Simple correlation may be "good enough" in most environments, but pending how data oriented the organization is, going a level deeper here will help more concretely speak to the value of training, because we are accounting for other variables that may take credit for the performance improvements. Just because performance improved after training doesn't necessarily mean the training caused the improvement. Other factors like market changes, personal growth, or territory quality might be responsible. So causal analysis will account for these factors and help assign credit where credit is due.

Filters and data views

All of the data we discussed should not only be captured at an aggregate, organizational level, but observable across different time periods and cuts to assess trends. This helps us understand where our impact is greatest and identify trends.

Time periods: * Annual * Quarterly * Monthly * Weekly * Before and after launch (window varies)

Cuts: * By department or role * By seniority or job level * By tenure * By locale or region * By training type (e.g. different training pillar, training program, etc.) * By training modality (e.g. live, self-paced)

How to report on training effectiveness

So we've talked a lot about data. Getting the numbers, ensuring their accuracy, and understanding our own performance is good -- but we also need to take the next step: sharing it with others in a way that is easy to understand.

In general, I recommend automating as much as possible. Standard operating metrics should be captured in such a way they can be pulled from the data table in an LMS into a dashboard that is updated daily, if not in real-time, to capture and report on these metrics. Creating the right views for yourself and for leaders are important.
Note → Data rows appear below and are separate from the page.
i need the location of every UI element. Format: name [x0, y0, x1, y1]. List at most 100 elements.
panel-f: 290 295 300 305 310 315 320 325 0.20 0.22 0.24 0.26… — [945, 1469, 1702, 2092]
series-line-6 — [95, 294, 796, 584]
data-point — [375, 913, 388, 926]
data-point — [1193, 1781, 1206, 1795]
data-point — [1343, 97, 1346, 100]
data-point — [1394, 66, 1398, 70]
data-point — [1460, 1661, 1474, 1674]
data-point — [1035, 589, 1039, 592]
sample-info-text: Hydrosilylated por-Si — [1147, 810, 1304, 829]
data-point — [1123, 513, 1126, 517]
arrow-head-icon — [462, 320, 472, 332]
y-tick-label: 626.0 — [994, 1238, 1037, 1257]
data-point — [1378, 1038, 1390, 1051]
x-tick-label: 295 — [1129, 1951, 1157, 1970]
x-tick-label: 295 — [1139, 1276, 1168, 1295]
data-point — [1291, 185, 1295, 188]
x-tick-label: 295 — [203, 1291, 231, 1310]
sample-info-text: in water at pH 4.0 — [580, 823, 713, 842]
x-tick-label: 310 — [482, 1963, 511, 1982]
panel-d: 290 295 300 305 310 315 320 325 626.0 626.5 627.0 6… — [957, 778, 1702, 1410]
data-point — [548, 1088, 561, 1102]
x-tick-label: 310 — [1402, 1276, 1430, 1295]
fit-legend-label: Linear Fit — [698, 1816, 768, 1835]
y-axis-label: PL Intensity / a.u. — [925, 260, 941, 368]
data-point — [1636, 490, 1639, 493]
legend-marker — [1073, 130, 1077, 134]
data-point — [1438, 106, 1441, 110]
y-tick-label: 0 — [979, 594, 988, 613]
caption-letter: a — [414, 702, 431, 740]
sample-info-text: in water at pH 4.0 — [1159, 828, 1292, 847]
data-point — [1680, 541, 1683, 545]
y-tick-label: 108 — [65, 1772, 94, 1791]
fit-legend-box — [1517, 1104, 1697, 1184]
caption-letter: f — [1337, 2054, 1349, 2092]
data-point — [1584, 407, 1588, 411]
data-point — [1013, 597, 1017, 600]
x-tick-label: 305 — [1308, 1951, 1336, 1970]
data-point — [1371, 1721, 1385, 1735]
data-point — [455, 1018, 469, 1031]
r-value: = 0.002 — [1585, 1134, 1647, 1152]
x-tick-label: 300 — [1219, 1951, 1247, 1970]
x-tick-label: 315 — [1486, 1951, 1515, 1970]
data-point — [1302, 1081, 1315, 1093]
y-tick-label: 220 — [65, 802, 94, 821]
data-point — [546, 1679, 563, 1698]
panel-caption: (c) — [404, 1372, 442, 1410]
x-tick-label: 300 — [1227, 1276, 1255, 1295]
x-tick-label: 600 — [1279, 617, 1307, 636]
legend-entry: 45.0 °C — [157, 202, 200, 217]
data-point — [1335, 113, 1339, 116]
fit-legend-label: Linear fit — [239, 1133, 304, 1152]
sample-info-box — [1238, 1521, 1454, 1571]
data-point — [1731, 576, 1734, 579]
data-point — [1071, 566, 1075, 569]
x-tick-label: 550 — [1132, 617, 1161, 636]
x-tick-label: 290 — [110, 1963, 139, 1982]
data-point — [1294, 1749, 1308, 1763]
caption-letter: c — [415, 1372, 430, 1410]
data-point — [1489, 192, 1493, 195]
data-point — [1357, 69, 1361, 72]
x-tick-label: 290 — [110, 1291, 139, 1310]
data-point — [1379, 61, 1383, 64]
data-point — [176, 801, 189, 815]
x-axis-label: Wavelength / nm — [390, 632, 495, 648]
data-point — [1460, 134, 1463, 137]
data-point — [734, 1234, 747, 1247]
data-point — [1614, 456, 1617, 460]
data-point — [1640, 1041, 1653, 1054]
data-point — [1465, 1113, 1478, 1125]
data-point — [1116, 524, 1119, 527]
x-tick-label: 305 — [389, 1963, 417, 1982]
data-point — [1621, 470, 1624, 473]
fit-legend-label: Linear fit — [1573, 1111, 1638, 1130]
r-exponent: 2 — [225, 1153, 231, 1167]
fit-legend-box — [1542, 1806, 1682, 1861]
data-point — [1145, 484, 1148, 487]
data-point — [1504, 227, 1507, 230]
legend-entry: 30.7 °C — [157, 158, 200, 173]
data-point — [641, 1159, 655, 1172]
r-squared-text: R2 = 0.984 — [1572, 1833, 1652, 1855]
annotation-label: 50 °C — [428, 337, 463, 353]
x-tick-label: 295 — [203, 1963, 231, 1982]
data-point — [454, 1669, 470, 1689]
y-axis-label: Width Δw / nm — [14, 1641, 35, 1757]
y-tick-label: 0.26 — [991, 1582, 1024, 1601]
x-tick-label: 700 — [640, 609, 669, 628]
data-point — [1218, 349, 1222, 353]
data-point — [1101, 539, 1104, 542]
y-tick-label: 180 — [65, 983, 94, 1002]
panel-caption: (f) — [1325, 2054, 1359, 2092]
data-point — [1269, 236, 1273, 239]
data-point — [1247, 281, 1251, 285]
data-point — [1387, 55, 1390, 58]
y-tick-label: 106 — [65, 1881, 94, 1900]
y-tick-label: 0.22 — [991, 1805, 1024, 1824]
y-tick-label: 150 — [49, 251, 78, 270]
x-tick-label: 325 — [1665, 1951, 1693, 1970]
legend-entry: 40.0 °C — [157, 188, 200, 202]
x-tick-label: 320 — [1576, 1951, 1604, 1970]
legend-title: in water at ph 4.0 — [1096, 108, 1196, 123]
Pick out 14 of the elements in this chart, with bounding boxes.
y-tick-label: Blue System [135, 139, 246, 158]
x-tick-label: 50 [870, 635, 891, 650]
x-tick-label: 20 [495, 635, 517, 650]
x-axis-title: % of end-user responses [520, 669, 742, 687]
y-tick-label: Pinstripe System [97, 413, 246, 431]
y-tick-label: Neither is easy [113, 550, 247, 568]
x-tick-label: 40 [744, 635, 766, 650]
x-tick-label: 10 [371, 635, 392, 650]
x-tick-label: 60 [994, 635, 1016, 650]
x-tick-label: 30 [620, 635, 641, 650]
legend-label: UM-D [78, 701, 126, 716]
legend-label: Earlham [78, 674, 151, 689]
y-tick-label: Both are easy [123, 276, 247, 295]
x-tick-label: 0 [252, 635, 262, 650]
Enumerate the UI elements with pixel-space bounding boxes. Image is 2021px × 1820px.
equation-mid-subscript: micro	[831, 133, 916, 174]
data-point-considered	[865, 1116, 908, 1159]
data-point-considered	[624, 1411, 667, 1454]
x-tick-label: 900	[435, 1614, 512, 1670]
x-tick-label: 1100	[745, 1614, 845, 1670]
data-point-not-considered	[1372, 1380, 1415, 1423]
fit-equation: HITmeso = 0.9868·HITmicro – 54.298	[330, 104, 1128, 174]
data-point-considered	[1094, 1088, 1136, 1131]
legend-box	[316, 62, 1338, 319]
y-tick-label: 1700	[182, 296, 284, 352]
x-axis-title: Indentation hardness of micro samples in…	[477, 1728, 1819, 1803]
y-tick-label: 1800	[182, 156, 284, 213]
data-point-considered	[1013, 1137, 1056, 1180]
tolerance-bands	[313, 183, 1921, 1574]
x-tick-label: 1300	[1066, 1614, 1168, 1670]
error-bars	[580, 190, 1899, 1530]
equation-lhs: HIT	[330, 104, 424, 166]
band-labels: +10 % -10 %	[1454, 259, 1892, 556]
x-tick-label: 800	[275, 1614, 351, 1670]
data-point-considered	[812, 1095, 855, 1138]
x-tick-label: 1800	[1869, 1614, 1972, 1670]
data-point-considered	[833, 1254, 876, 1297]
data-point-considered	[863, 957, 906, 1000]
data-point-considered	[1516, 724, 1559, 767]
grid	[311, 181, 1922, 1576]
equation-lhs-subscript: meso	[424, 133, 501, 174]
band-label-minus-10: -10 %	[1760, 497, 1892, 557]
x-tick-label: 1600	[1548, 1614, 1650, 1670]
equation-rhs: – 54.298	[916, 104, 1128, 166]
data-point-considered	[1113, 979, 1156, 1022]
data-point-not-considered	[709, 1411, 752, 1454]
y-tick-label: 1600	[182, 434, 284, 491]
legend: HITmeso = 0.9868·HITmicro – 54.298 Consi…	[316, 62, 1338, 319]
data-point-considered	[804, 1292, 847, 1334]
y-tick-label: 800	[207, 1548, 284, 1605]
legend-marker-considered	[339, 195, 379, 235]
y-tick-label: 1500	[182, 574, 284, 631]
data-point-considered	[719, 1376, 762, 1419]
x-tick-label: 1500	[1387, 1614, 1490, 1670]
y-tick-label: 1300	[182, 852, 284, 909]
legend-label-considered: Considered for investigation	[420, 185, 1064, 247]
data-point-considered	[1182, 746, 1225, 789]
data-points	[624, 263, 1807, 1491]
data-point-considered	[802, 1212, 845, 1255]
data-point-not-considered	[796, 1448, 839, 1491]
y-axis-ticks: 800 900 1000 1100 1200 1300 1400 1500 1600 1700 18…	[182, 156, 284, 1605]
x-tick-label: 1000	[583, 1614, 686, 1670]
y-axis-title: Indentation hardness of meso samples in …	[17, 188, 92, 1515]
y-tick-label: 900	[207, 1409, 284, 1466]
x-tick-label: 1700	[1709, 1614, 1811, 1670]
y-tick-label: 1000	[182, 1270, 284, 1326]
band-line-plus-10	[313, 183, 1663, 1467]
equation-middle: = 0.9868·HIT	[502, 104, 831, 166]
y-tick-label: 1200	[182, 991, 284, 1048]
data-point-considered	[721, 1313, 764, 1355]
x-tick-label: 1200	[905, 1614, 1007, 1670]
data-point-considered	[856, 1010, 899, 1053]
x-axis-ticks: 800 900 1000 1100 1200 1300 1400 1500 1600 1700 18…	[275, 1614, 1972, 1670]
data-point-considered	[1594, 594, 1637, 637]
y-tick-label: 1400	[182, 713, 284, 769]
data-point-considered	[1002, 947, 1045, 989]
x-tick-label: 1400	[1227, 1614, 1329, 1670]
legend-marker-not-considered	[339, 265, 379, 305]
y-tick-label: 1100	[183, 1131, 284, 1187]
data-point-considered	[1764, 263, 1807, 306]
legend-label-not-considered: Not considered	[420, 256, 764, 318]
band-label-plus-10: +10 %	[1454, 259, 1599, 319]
What's next, is how we interpret this data and tell stories. This is slightly outside the scope of this, but it's important to remember that dumping a bunch of data points won't really matter if we can't analyze trends and articulate what it means. From there, we must also highlight why these data points matter and how they inform future actions. I generally like to make dashboards have different views for analyzing at different grains of depth, while also picking and choosing the most high impact views to articulate my point. Accompanying an easy-to-understand view with a short commentary on what the metrics mean and the hypothesis for what drove them is usually a good start.

Whenever looking at measurable results, it's important to remember that data is a signal to help us understand the past and forecast the future, encouraging us to make adjustments and take big swings with confidence.

In Moneyball, one of the key tensions Michael Lewis calls out is the animosity between the "old school" scouts that rely on instinct and visual appraisal and "new school" analysts who rely on data. This is still a debate in baseball circles, and how we weigh these different qualitative and quantitative factors to make the most optimal decisions. In my opinion, one is not strictly superior to the other, but must be blended to get the keenest insight and mitigate the risk of being completely wrong. We may not be selling jeans, but we shouldn't discount factors that don't show up in the data, either. Combining analytical prowess with functional expertise is usually a winning formula for making good decisions.

So when measuring performance of your L&D programs, the it's important to layer in your knowledge of the business, the trainees, and the training programs when interpreting the data. Combining this makes for more effective analysis and will help you make better decisions -- the reason we bother to measure anything at all.

Measurement is an investment in your business intelligence. The better we are at measuring the impact of our work, the better positioned we are to make the next iteration better. While there is an upfront cost to measurement, the ROI should be clear -- smarter decisions will help the business in the long run and with L&D, turning a seemingly intractable problem into numbers will go a long way in legitimizing the function in the eyes of others in the business. We all know intuitively that L&D is valuable -- this is why we go to school or clamor for training -- but we need a comprehensive mix of metrics to show this.

I hope this chapter is helpful in showing how you can better articulate the impact of your work.